TULANGBAWANG BARAT-Badan Pengelola Aset dan Keuangan Daerah (BPKAD) Kabupaten Tulangbawang Barat (Tubaba), menargetkan
penyerapan APBD dilakukan pada Februari 2022 mendatang
Hal tersebut disampaikan Kasubid pengelolaan Kasda dan Dana Transfer, BPKAD Tubaba, Abdul Rahman Zesar saat dikonfirmasi wartawan diruangnya, Selasa (18/1/2022).
“Untuk pembuatan Dokumen Pelaksanaan Anggaran (DPA) setiap satuan kerja (Satker) sudah jadi. untuk belanja dinas belum bisa diproses karena saat ini masing-masing Satker sedang melakukan perhitungan Uang Persediaan (UP),” ujar Zesar.
Lanjutnya, tahun terdapat perubahan sistem operasi dalam penggunaan Sistem Informasi Manajemen Daerah (Simda), dari Simda versi desktop ke versi Simda web.
“Saat ini kita memakai Finansial management, information System -Next Generation (Simda-NG),” tuturnya.

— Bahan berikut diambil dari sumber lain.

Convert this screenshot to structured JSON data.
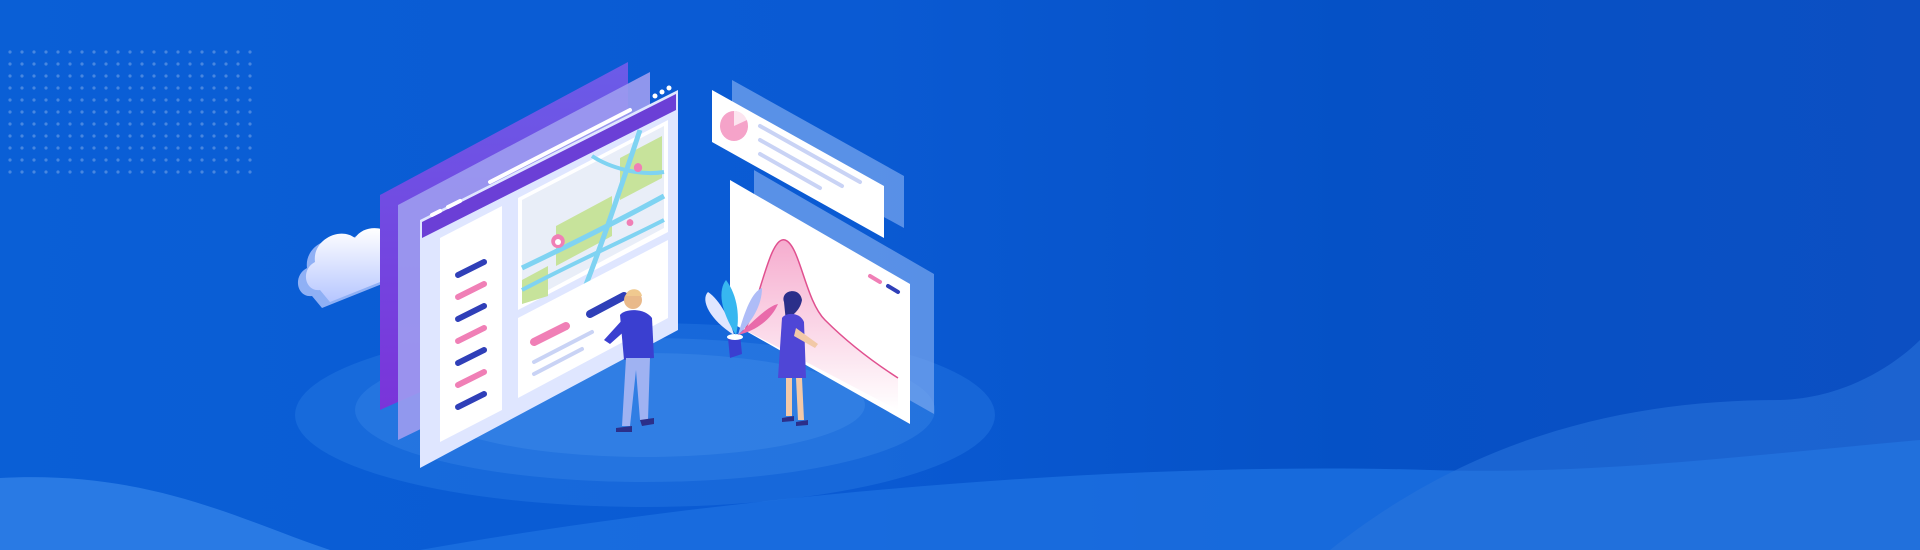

Dia menjelaskan, saat ini Pemkab Tubaba baru melakukan penyerapan anggaran untuk pembayaran gaji mulai dari Bupati, Wakil Bupati dan seluruh ASN di Tubaba serta Anggota DPRD. Sebesar Rp14, 39 Miliar.
“Secara umum pembayaran gaji sebesar Rp14.390.166.813, sementara untuk potongan berupa iuran wajib pegawai, BPJS kesehatan. Pph 21. Dan potongan Jaminan kecelakaan kerja, dan jaminan kematian (JJK dan JKM) sebesar 1.718.428.772,” pungkasnya. (Jim)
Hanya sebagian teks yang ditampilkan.